The only thing that must not happen is: open a callconference and talk about what a corruption is in the first place, why it happened, how it could happen at all ... I spend hours of precious lifetime in such non-sense call confs, only to see - there is no plan for this at customer side.

> I would love to think that this is something we could do daily to a sandpit system, but with a 1.7TB production database, our backups take 6hrs, a restore would take about 10hrs, and the consistency check ... well a while.

We have customers saving multi-TB databases in far less time - it is possible.

> And what a luxury to be able to do this ... do you actually know of ANY sites that do this?

Quick Backups? Yes, quite a few. Complete Backup, Restore, Consistency Check cycle? None.

So why is that? I believe it's because there is no single button for it.

It's not integrated into the CCMS and/or the database management software.

It might also be (hopefully) that I never hear of these customers. See as a DB Support Consultant I don't get in touch with "sucess stories". I see failures and bugs all day.

To me the correct behaviour would be to actually stop the database once the last verified backup is too old. Just like everybody is used to it, when he hits a LOGFULL /ARCHIVER STUCK situation.

Until then - I guess I will have a lot more data rescue to do...

> Had a read ... being from New Zealand I could easily relate to the sheep 😃

> Thats not wan't I meant. Like I said we are a 24x7x365 system. We get a maximum of 2hrs downtime for maintenance a month. Not that we need it these days as the systems practically run themselves. What I meant was that between 7am and 7pm are our busiest peak hours, but we have dispatch personnel, warehouse operations, shift supervisors ..etc.. as well as a huge amount of batch running through the "night" (and day). We try to maintain a good dialog response during the core hours, and then try to perform all the "other" stuff around these hours, including backups, opt stats, and business batch, large BI extractions ..etc..

> Are we busy all day and night ... yes ... very.

Ah ok - got it!

Especially in such situations I would not try to implement consistency checks on your prod. database.

Basically running a CHECK DATA there does not mean anything.

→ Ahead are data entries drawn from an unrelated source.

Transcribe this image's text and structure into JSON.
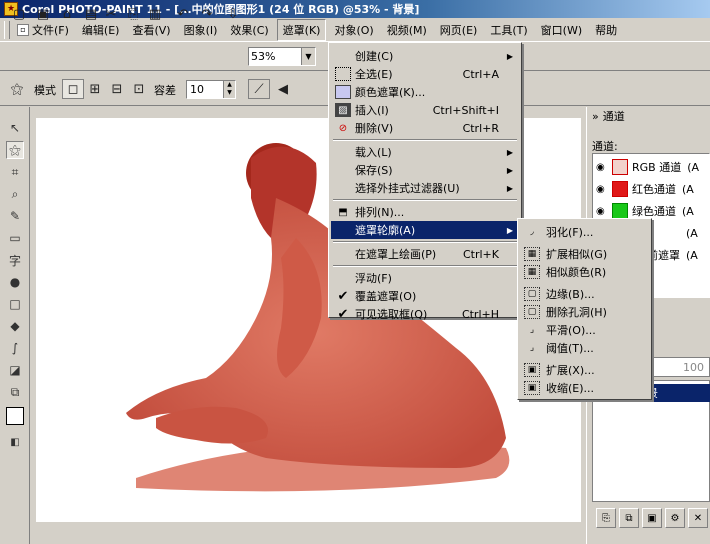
{
  "window": {
    "title": "Corel PHOTO-PAINT 11 - [...中的位图图形1 (24 位 RGB) @53% - 背景]"
  },
  "menubar": {
    "items": [
      {
        "label": "文件(F)"
      },
      {
        "label": "编辑(E)"
      },
      {
        "label": "查看(V)"
      },
      {
        "label": "图象(I)"
      },
      {
        "label": "效果(C)"
      },
      {
        "label": "遮罩(K)"
      },
      {
        "label": "对象(O)"
      },
      {
        "label": "视频(M)"
      },
      {
        "label": "网页(E)"
      },
      {
        "label": "工具(T)"
      },
      {
        "label": "窗口(W)"
      },
      {
        "label": "帮助"
      }
    ]
  },
  "toolbar": {
    "zoom": "53%"
  },
  "property_bar": {
    "mode_label": "模式",
    "tolerance_label": "容差",
    "tolerance_value": "10"
  },
  "mask_menu": {
    "items": [
      {
        "label": "创建(C)",
        "shortcut": "",
        "submenu": true
      },
      {
        "label": "全选(E)",
        "shortcut": "Ctrl+A"
      },
      {
        "label": "颜色遮罩(K)...",
        "shortcut": ""
      },
      {
        "label": "插入(I)",
        "shortcut": "Ctrl+Shift+I"
      },
      {
        "label": "删除(V)",
        "shortcut": "Ctrl+R"
      },
      {
        "label": "载入(L)",
        "shortcut": "",
        "submenu": true
      },
      {
        "label": "保存(S)",
        "shortcut": "",
        "submenu": true
      },
      {
        "label": "选择外挂式过滤器(U)",
        "shortcut": "",
        "submenu": true
      },
      {
        "label": "排列(N)...",
        "shortcut": ""
      },
      {
        "label": "遮罩轮廓(A)",
        "shortcut": "",
        "submenu": true
      },
      {
        "label": "在遮罩上绘画(P)",
        "shortcut": "Ctrl+K"
      },
      {
        "label": "浮动(F)",
        "shortcut": ""
      },
      {
        "label": "覆盖遮罩(O)",
        "shortcut": ""
      },
      {
        "label": "可见选取框(Q)",
        "shortcut": "Ctrl+H"
      }
    ]
  },
  "outline_submenu": {
    "items": [
      {
        "label": "羽化(F)..."
      },
      {
        "label": "扩展相似(G)"
      },
      {
        "label": "相似颜色(R)"
      },
      {
        "label": "边缘(B)..."
      },
      {
        "label": "删除孔洞(H)"
      },
      {
        "label": "平滑(O)..."
      },
      {
        "label": "阈值(T)..."
      },
      {
        "label": "扩展(X)..."
      },
      {
        "label": "收缩(E)..."
      }
    ]
  },
  "channels_docker": {
    "title": "通道",
    "list_label": "通道:",
    "channels": [
      {
        "label": "RGB 通道",
        "shortcut": "(A"
      },
      {
        "label": "红色通道",
        "shortcut": "(A"
      },
      {
        "label": "绿色通道",
        "shortcut": "(A"
      },
      {
        "label": "",
        "shortcut": "(A"
      },
      {
        "label": "前遮罩",
        "shortcut": "(A"
      }
    ]
  },
  "layers": {
    "opacity": "100",
    "layer_name": "背景"
  },
  "colors": {
    "accent": "#0a246a",
    "figure": "#d6604e"
  }
}
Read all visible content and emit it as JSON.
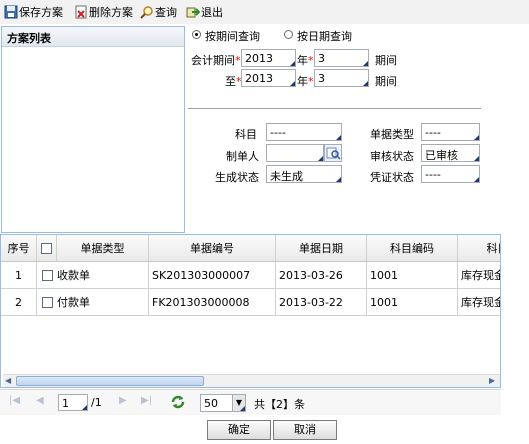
{
  "toolbar": {
    "save_label": "保存方案",
    "delete_label": "删除方案",
    "query_label": "查询",
    "exit_label": "退出"
  },
  "scheme_list": {
    "title": "方案列表"
  },
  "query_mode": {
    "by_period_label": "按期间查询",
    "by_date_label": "按日期查询",
    "selected": "by_period"
  },
  "period": {
    "from_label": "会计期间",
    "to_label": "至",
    "year_label": "年",
    "period_label": "期间",
    "from_year": "2013",
    "from_period": "3",
    "to_year": "2013",
    "to_period": "3"
  },
  "filters": {
    "subject_label": "科目",
    "subject_value": "----",
    "doc_type_label": "单据类型",
    "doc_type_value": "----",
    "creator_label": "制单人",
    "creator_value": "",
    "audit_label": "审核状态",
    "audit_value": "已审核",
    "gen_label": "生成状态",
    "gen_value": "未生成",
    "voucher_label": "凭证状态",
    "voucher_value": "----"
  },
  "grid": {
    "columns": [
      "序号",
      "单据类型",
      "单据编号",
      "单据日期",
      "科目编码",
      "科目"
    ],
    "rows": [
      {
        "no": "1",
        "type": "收款单",
        "code": "SK201303000007",
        "date": "2013-03-26",
        "subject_code": "1001",
        "subject": "库存现金"
      },
      {
        "no": "2",
        "type": "付款单",
        "code": "FK201303000008",
        "date": "2013-03-22",
        "subject_code": "1001",
        "subject": "库存现金"
      }
    ]
  },
  "pager": {
    "page": "1",
    "total_pages": "/1",
    "page_size": "50",
    "total_text": "共【2】条"
  },
  "actions": {
    "ok_label": "确定",
    "cancel_label": "取消"
  },
  "colors": {
    "accent": "#99bbe8",
    "required": "#ff0000"
  }
}
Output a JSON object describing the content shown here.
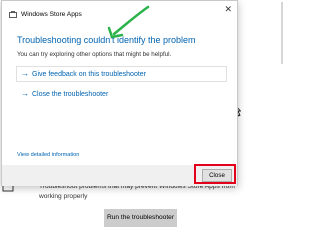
{
  "settings_page": {
    "back_glyph": "←",
    "description": "Troubleshoot problems that may prevent Windows Store Apps from working properly",
    "run_button": "Run the troubleshooter",
    "icon": "store-app-icon"
  },
  "dialog": {
    "title": "Windows Store Apps",
    "title_icon": "store-app-icon",
    "close_glyph": "✕",
    "heading": "Troubleshooting couldn't identify the problem",
    "subtext": "You can try exploring other options that might be helpful.",
    "options": [
      {
        "arrow": "→",
        "label": "Give feedback on this troubleshooter"
      },
      {
        "arrow": "→",
        "label": "Close the troubleshooter"
      }
    ],
    "detail_link": "View detailed information",
    "close_button": "Close"
  },
  "annotations": {
    "arrow_color": "#2bb34a",
    "highlight_color": "#e3001b"
  },
  "colors": {
    "accent": "#0063b1",
    "footer": "#f0f0f0",
    "button": "#e1e1e1"
  }
}
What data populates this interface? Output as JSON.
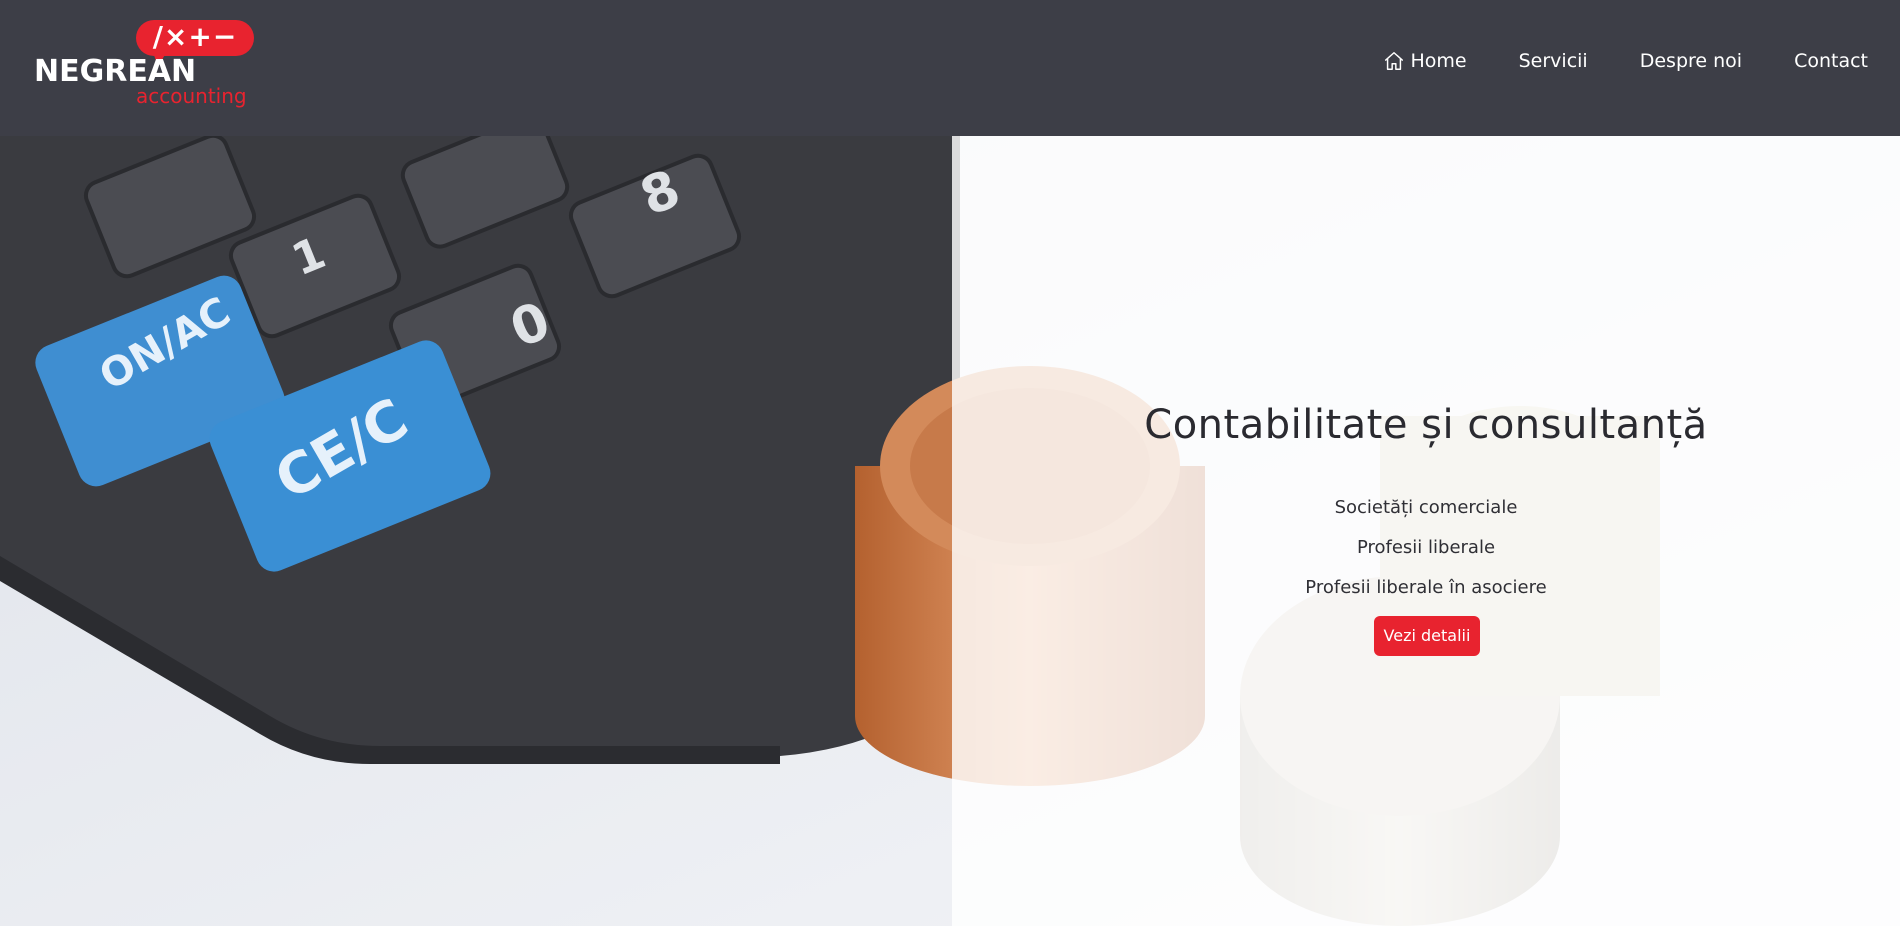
{
  "logo": {
    "operators": "/×+−",
    "name": "NEGREAN",
    "subtitle": "accounting"
  },
  "nav": {
    "items": [
      {
        "label": "Home",
        "icon": "home-icon"
      },
      {
        "label": "Servicii"
      },
      {
        "label": "Despre noi"
      },
      {
        "label": "Contact"
      }
    ]
  },
  "hero": {
    "headline": "Contabilitate și consultanță",
    "services": [
      "Societăți comerciale",
      "Profesii liberale",
      "Profesii liberale în asociere"
    ],
    "button_label": "Vezi detalii",
    "background_image": "calculator-and-coins-photo"
  },
  "colors": {
    "header": "#3d3e47",
    "accent": "#e8232f",
    "text": "#2a2a30"
  }
}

Right after a table finished the check it can get corrupted although the check is still running on other tables. So you have no guranteed consistent state in a running database - never really.

On the other hand, what you really want to know is not: "Are there any corruptions in the database?" but "If there would be any corruptions in the database, could I get my data back?".

This later question can only be answered by checking the backups.

> Noted and agreed. Will do daily backups via MaxDB kernel, and a full verification each week.

One more customer on the bright side

> One last question. If we "restored" from an EVA snapshot, and had the DB logs upto the current point-in-time, can you tell MaxDB just to roll forward using these logs even though a restore wasn't initiated via MaxDB?

I don't see a reason why not - if you restore the data and logarea and bring the db to admin mode than it uses the last successfull savepoint for startup.

If you than use recover_start to supply more logs that should work.

But as always this is something that needs to be checked on your system.

That has been a really nice discussion - hope you don't get my comments as offending, they really aren't meant that way.

KR Lars